What is the difference between seconds and milliseconds timestamps?

Unix timestamps in seconds are 10 digits long (e.g. 1704067200 for 2024-01-01). Millisecond timestamps are 13 digits long (e.g. 1704067200000) and are used in JavaScript (Date.now()), Java, and many APIs. This tool auto-detects which format you've entered based on the number of digits. You can also explicitly select the unit.

What output formats does this converter show?

The converter shows: ISO 8601 (2024-01-01T00:00:00Z — the international standard), RFC 2822 (Mon, 01 Jan 2024 00:00:00 +0000 — used in email headers), UTC date and time, your local date and time in your browser's timezone, relative time (e.g. "3 days ago"), and the day of week.

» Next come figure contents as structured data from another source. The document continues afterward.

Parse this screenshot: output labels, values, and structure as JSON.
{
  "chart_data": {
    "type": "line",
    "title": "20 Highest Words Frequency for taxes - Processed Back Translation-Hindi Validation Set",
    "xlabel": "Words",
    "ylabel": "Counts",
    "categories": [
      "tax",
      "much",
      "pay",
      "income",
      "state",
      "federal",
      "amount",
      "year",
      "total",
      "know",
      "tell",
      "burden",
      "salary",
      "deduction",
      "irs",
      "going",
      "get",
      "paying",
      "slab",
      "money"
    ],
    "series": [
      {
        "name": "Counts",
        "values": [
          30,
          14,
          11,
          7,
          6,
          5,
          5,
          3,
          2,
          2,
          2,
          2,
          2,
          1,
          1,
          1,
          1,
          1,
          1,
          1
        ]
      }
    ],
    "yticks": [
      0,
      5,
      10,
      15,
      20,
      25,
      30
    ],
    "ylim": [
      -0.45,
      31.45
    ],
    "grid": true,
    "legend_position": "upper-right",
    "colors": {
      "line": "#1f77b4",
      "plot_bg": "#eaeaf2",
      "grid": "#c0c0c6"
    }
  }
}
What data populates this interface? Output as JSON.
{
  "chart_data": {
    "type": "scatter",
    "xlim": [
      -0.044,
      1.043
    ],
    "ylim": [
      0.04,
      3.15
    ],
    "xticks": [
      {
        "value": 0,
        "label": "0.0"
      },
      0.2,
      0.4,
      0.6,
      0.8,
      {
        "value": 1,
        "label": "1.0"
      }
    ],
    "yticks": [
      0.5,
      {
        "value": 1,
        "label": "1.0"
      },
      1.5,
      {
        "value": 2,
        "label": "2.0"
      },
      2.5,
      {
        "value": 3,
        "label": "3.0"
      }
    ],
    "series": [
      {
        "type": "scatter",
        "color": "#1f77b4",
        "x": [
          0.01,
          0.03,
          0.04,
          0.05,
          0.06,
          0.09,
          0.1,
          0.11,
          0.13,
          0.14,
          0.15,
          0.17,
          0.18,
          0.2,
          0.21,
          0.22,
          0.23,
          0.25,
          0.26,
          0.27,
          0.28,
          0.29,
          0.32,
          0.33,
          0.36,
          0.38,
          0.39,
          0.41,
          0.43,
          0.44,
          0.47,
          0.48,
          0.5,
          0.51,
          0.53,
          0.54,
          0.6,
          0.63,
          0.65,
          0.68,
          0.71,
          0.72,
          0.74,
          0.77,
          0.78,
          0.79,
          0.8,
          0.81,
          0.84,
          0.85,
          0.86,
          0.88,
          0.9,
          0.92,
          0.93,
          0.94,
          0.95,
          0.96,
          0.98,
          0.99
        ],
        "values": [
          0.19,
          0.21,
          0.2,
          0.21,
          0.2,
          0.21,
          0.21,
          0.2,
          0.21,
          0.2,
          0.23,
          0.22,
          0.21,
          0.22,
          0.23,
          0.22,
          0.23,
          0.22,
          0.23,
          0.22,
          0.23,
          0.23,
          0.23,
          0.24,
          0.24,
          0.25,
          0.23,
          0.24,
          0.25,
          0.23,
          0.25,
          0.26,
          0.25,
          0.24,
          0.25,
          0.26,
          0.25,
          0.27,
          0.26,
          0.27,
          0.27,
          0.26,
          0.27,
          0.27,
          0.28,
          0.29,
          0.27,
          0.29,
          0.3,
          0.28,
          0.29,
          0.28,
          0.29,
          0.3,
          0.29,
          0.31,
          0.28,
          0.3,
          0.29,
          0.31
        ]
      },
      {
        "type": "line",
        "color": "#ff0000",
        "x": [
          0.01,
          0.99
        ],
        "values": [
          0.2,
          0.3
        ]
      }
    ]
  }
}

How do I get the current Unix timestamp?

Click the "Now" button to instantly load the current timestamp. The displayed values update in real time while "Now" is active. In code: JavaScript uses Date.now() for milliseconds or Math.floor(Date.now()/1000) for seconds; Python uses time.time(); Go uses time.Now().Unix().

What is the maximum date a Unix timestamp can represent?

A 32-bit signed integer can store timestamps up to 2,147,483,647 — which corresponds to 2038-01-19T03:14:07Z. This is the "Year 2038 problem". Modern systems use 64-bit integers which can represent dates billions of years into the future. This tool uses JavaScript's 64-bit floating-point numbers, so it handles any practical date range.

Can I convert a human-readable date to a Unix timestamp?

Yes. Use the date/time input fields on the right side of the converter. Select a date and time and the corresponding Unix timestamp (in both seconds and milliseconds) is shown instantly. The input treats the entered time as your local timezone unless you explicitly enter a UTC offset.

Why do different programming languages give different timestamps for the same moment?

They shouldn't if implemented correctly — Unix time is timezone-independent. Common sources of discrepancy: JavaScript's Date uses milliseconds while most others use seconds; local time vs UTC confusion; or clock skew between systems. Always store timestamps in UTC and convert to local time only at the display layer.

What is ISO 8601 and why is it preferred?

ISO 8601 is the international standard for date and time representation (e.g. 2024-01-15T09:30:00Z). The trailing "Z" means UTC. It is unambiguous, sortable lexicographically, and universally parseable by every major programming language and database. It is the recommended format for APIs, logs, and data exchange.